Cuando se invoca hoy ese pasaje de Lugones (o las invectivas contra sus rivales mulatos e inmigrantes que Manuel Gálvez incluyó en 1910 en "El diario de Gabriel Quiroga") es habitualmente para buscar la huella de actitudes que se suponen también presentes entre quienes, sin compartir la vocación intelectual de Lugones o Gálvez, compartieron su condición de escasamente prósperos hidalgos de provincia. Por el mismo motivo se ha de prestar menos atención a la despectiva recusación de "los pulcros universitarios que, por la misma época, motejáronme de inculto", que en Lugones complementa y equilibra la no menos despectiva de los voceros de la plebe ultramarina.

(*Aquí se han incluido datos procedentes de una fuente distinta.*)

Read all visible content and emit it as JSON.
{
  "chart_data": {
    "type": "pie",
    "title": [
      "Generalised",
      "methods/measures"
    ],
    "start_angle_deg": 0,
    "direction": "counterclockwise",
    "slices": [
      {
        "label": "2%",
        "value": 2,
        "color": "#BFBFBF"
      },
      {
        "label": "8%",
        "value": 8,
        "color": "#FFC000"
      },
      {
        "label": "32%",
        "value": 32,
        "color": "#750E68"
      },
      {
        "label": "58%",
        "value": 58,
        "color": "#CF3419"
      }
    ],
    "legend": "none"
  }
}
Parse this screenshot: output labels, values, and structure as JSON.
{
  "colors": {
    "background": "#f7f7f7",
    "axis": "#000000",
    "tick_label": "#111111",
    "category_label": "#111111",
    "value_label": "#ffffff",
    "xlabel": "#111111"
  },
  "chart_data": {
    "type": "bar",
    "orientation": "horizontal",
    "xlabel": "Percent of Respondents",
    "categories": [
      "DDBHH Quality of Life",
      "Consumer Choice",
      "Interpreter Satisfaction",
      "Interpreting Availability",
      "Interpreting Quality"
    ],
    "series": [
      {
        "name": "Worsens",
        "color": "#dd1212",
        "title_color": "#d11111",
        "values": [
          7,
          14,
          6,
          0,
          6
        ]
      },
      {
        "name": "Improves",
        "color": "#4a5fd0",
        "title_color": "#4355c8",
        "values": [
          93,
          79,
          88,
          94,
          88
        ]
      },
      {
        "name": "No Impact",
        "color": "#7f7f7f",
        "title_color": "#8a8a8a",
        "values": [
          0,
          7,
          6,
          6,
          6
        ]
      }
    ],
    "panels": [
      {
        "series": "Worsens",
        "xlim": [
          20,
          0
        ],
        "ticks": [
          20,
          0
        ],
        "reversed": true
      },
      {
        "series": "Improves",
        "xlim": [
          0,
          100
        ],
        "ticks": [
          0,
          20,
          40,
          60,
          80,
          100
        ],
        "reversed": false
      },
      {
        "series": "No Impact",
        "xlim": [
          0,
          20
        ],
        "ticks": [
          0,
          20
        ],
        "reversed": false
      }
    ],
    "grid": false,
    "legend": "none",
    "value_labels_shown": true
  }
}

Lugones reprochaba a ambos su incapacidad de "apreciar la diferencia entre el gaucho viril, sin amo en su pampa, y la triste chusma de la ciudad, cuya libertad consiste en elegir sus propios amos". La incomprensión en que coinciden plebeyos y pedantes agrega una razón más a un rechazo de la vile multitude que es menos imperativo heredado de su linaje hidalgo que nota de su perfil de intelectual. "La ralea mayoritaria paladeó un instante el quimérico pregusto de manchar a un escritor a quien nunca habían tentado las lujurias del sufragio universal. ¡Interesante momento!"; aun la exclamación final es la del artista que retrocede un paso para contemplar el cuadro en el que acaba de ubicarse como protagonista.

El lugar eminente que Lugones reivindica para sí no dependeen efecto de ninguna posición social originaria o adquirida; es el premio de su excelencia como intelectual: "Defiéndame [...] lo que hago y no lo que digo. Las coplas de mi gaucho no me han impedido traducir a Homero y comentarlo ante el público cuya aprobación en ambos casos demuestra una cultura ciertamente superior". La sociedad se reconfigura aquí como público, y si es todavía posible acotar dentro de ella una aristocracia, lo que certifica la pertenencia a esta no es de nuevo un cierto origen social, sino la disposición a admirar a Lugones.